Mauro Cid entrega Bolsonaro e diz que ele consultou militares sobre golpe
Segundo Cid, Bolsonaro recebeu de Filipe Martins uma minuta de decreto para prender adversários e convocar novas eleições. Em seguida, ele submeteu o texto a militares
Em um dos depoimentos incluídos na delação premiada que ele firmou com a Polícia Federal, Mauro Cid, ex-ajudante de ordens de Jair Bolsonaro (PL), relatou que após a derrota no segundo turno da eleição, Bolsonaro recebeu um rascunho de decreto das mãos de seu assessor Filipe Martins. Esse decreto propunha a convocação de novas eleições, bem como a prisão de adversários políticos, informa Aguirre Talento, do UOL.
Conforme a declaração de Cid, Bolsonaro discutiu o conteúdo do documento com altos comandantes militares. O denunciante alegou que o almirante Almir Garnier, então comandante da Marinha, demonstrou apoio ao plano golpista em conversas privadas, embora o Alto Comando das Forças Armadas não tenha aderido à ideia.
Esse relato faz parte dos anexos de depoimentos fornecidos por Cid em sua delação premiada. Fontes que acompanharam as negociações confirmaram esses detalhes. Cid também afirmou ter testemunhado a entrega do documento a Bolsonaro por Filipe Martins, bem como as reuniões do então presidente com militares.
A seção da delação que aborda essas discussões golpistas foi particularmente interessante para a Polícia Federal, devido aos novos insights fornecidos por Cid.

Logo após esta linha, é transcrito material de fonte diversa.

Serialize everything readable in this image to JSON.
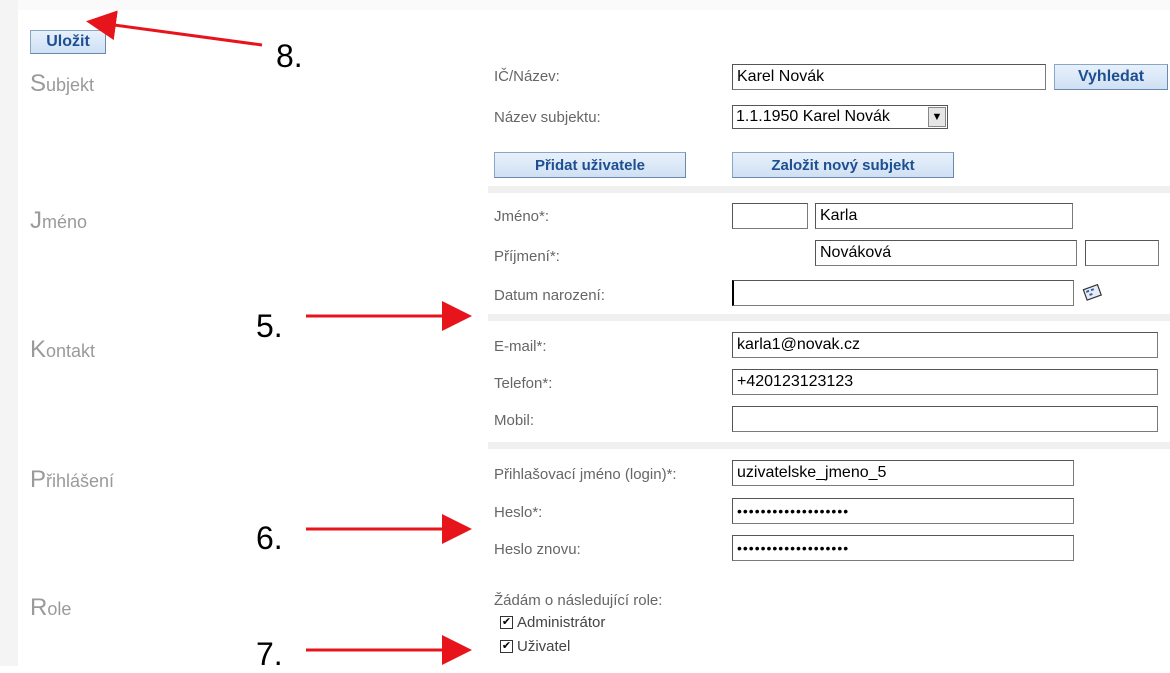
{
  "toolbar": {
    "save_label": "Uložit"
  },
  "sections": {
    "subjekt": {
      "initial": "S",
      "rest": "ubjekt"
    },
    "jmeno": {
      "initial": "J",
      "rest": "méno"
    },
    "kontakt": {
      "initial": "K",
      "rest": "ontakt"
    },
    "prihlaseni": {
      "initial": "P",
      "rest": "řihlášení"
    },
    "role": {
      "initial": "R",
      "rest": "ole"
    }
  },
  "subjekt": {
    "ic_label": "IČ/Název:",
    "ic_value": "Karel  Novák",
    "search_button": "Vyhledat",
    "nazev_label": "Název subjektu:",
    "nazev_selected": "1.1.1950 Karel Novák",
    "add_user_button": "Přidat uživatele",
    "new_subject_button": "Založit nový subjekt"
  },
  "jmeno": {
    "jmeno_label": "Jméno*:",
    "titul_pred_value": "",
    "jmeno_value": "Karla",
    "prijmeni_label": "Příjmení*:",
    "prijmeni_value": "Nováková",
    "titul_za_value": "",
    "datum_label": "Datum narození:",
    "datum_value": ""
  },
  "kontakt": {
    "email_label": "E-mail*:",
    "email_value": "karla1@novak.cz",
    "telefon_label": "Telefon*:",
    "telefon_value": "+420123123123",
    "mobil_label": "Mobil:",
    "mobil_value": ""
  },
  "prihlaseni": {
    "login_label": "Přihlašovací jméno (login)*:",
    "login_value": "uzivatelske_jmeno_5",
    "heslo_label": "Heslo*:",
    "heslo_value": "•••••••••••••••••••",
    "heslo2_label": "Heslo znovu:",
    "heslo2_value": "•••••••••••••••••••"
  },
  "role": {
    "intro": "Žádám o následující role:",
    "items": [
      {
        "label": "Administrátor",
        "checked": true
      },
      {
        "label": "Uživatel",
        "checked": true
      }
    ]
  },
  "annotations": {
    "a8": "8.",
    "a5": "5.",
    "a6": "6.",
    "a7": "7."
  },
  "icons": {
    "calendar": "calendar-icon",
    "dropdown": "chevron-down-icon",
    "check": "checkmark"
  },
  "colors": {
    "annotation_arrow": "#e8141b",
    "button_text": "#1d4f91"
  }
}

Isso levou à formalização do acordo de colaboração, que foi conduzido pelo advogado Cezar Bitencourt e homologado pelo ministro do STF Alexandre de Moraes em 9 de setembro.
Os investigadores suspeitam que essas articulações tenham contribuído para os eventos golpistas ocorridos em 8 de janeiro. Cid, que estava sob prisão desde maio em relação a uma investigação da PF sobre falsificação de cartões de vacinação, foi liberado após a homologação do acordo. Além de compartilhar informações sobre os planos golpistas, o tenente-coronel também forneceu dados sobre outros tópicos, como o esquema de venda de joias, fraudes em certificados de vacinação e suspeitas de desvio de recursos públicos do Palácio do Planalto.
Os primeiros depoimentos da delação já foram coletados pela PF, e agora os investigadores conduzirão diligências para verificar a veracidade das informações apresentadas, podendo chamar Cid para esclarecimentos adicionais.
No que diz respeito ao conteúdo da delação, Cid detalhou como o rascunho golpista chegou às mãos de Bolsonaro após a derrota eleitoral e como o plano se desdobrou. Segundo ele, Filipe Martins, então assessor especial para Assuntos Internacionais da Presidência, trouxe um advogado constitucionalista e um padre para uma reunião com Bolsonaro no final do ano passado. O nome desses dois indivíduos não foi lembrado por Cid. Durante essa reunião, o advogado constitucionalista e Filipe Martins apresentaram a Bolsonaro uma minuta de decreto golpista, que incluía a convocação de novas eleições e a autorização para prender adversários políticos.
Embora Bolsonaro tenha recebido o documento, ele não expressou sua opinião sobre o plano golpista, de acordo com a delação. A PF está investigando se esse é o mesmo rascunho golpista encontrado na residência do ex-ministro da Justiça Anderson Torres, já que ambos autorizavam a prisão de adversários. A minuta golpista de Anderson Torres previa a declaração de um “estado de defesa” na sede do Tribunal Superior Eleitoral (TSE) para investigar supostas irregularidades nas eleições, o que poderia levar à convocação de uma nova eleição.
Cid informou aos investigadores que Bolsonaro posteriormente teve reuniões com altos comandantes militares e compartilhou partes do documento com eles para medir a receptividade à ideia do golpe. O único apoiador, de acordo com o denunciante, foi o comandante da Marinha, almirante Garnier, que já havia demonstrado publicamente sua oposição à posse de Lula em uma cerimônia de transmissão de cargo.
No entanto, Bolsonaro tomou uma postura inconstante em relação ao tema, ocasionalmente dando sinais de apoio a planos golpistas, mas sem autorizar expressamente a execução desses planos por seus auxiliares. Até o momento, a defesa de Jair Bolsonaro não respondeu às solicitações de comentário sobre o assunto.